Rock squirrels will sometimes carry food back to a den to store and eat later. In addition, they will also store large quantities of food for winter.
Behavior and Social Life
Rock squirrels live in social groups with several females and one male that protects them. They inhabit burrows with numerous entrances that they dig for themselves. Burrows provide shelter, safety from predators, and a place for food storage. Burrows are usually located in rocky areas with entrances between rocks. They may also be found under man-made structures, banks of irrigation ditches, and at the edges of fields. Burrow systems are usually occupied for several years, becoming more complex with additions each year.
Rock squirrels are most active in the early morning and the late afternoon. They forage on a daily basis either by climbing up into trees and bushes or by searching on the ground. They can transport the food they find in their cheek pouches for caching and later consumption.
Rock squirrels communicate in several ways. Tactile communication is used during courtship behavior and as a means of greeting between individuals. In addition, they use specific postures and vocalizations. Rock squirrels have different calls, though they are all mostly used as warnings and tend to be a series of chucks and whistles.
The mating season for rock squirrels is between March and July. About 30 days after mating, females give birth to 5 to 7 pups in a nest built out of grass located inside their burrow.
Newborn pups are hairless and have their eyes and ears closed. The mothers nurse the young for almost 2 months. Young squirrels will come above ground at about 6 to 7 weeks of age.
Rock squirrels are important in plant dispersal by gathering seeds and nuts which they bury near their dens. In addition, they are an important food source for a variety of snakes, birds of prey, and other mammals like bobcats, foxes, and coyotes.
Interactions With Humans
Rock squirrels are often considered to be pests. They can damage farmlands by eating recently planted seed and newly sprouts crops. They can also cause problems around houses by feeding on flowers and garden plants. In addition, their burrowing activities can be disruptive, causing damage to landscape and plants.
- The dark brown or black fur of the rock squirrel allows it to blend very well with its rocky surroundings
- Rock squirrels have sharp claws that not only help them to dig their burrows and climb trees, but also can be used to protect themselves.
- Rock squirrels have both a strong sense of smell and good eyesight that helps them to locate their food as well as sense danger.
- Rock squirrels are one of the largest members of the squirrel family with tails almost as long as their bodies.

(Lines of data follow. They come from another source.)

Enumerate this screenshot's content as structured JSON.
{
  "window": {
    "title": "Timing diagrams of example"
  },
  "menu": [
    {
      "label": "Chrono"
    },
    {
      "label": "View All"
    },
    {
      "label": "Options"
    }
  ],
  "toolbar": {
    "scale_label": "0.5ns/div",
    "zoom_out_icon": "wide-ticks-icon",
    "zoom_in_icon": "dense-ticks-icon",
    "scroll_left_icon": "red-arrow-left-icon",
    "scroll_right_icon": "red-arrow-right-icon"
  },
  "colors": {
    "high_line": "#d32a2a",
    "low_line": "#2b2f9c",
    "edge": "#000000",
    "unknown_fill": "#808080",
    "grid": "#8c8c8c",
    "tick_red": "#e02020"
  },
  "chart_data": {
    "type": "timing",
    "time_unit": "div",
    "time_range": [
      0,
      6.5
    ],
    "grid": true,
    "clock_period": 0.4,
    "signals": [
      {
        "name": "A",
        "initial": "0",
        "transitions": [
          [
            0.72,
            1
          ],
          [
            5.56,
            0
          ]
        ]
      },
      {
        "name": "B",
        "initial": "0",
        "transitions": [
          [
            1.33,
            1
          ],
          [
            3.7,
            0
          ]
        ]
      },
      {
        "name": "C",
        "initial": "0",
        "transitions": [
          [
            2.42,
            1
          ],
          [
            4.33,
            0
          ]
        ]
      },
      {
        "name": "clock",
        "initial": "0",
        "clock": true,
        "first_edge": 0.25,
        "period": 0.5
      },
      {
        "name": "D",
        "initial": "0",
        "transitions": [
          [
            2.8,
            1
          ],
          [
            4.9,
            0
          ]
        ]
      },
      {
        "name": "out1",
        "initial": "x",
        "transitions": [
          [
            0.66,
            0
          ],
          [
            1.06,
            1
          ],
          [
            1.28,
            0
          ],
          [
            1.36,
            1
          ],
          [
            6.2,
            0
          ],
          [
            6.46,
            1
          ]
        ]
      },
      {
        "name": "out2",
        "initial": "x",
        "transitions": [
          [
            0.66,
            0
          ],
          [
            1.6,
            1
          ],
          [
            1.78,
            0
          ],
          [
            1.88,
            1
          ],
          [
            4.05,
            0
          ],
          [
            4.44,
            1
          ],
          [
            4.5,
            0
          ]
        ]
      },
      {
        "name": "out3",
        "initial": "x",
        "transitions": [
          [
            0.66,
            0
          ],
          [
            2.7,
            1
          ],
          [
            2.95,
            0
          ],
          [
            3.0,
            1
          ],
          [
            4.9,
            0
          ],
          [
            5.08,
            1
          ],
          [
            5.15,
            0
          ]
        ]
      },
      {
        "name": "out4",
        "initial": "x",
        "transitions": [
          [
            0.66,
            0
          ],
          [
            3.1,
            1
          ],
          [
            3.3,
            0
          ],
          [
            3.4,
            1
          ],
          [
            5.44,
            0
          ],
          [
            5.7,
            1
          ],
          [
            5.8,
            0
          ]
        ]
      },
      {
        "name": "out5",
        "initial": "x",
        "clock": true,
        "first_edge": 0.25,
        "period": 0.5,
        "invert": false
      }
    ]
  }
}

- When a rock squirrel is close to a snake it will make menacing movements and throw debris at the snake.
- Rock squirrels can release a musky scent from their anal glands when disturbed by predators.
- Female rock squirrels usually only have one litter per year but can occasionally have a second.
- Ground dwelling rock squirrels can climb up trees and shrubs nearly as well as actual tree squirrels.
- Check pouches on a rack squirrel are quite large. One squirrel was found with 64 acorns in one pouch.
- Foraging trips for a rock squirrel is generally short, only lasting 12 minutes on average.
- Rock squirrels can obtain what water they need from dew, succulent vegetation, bulbs, and bark.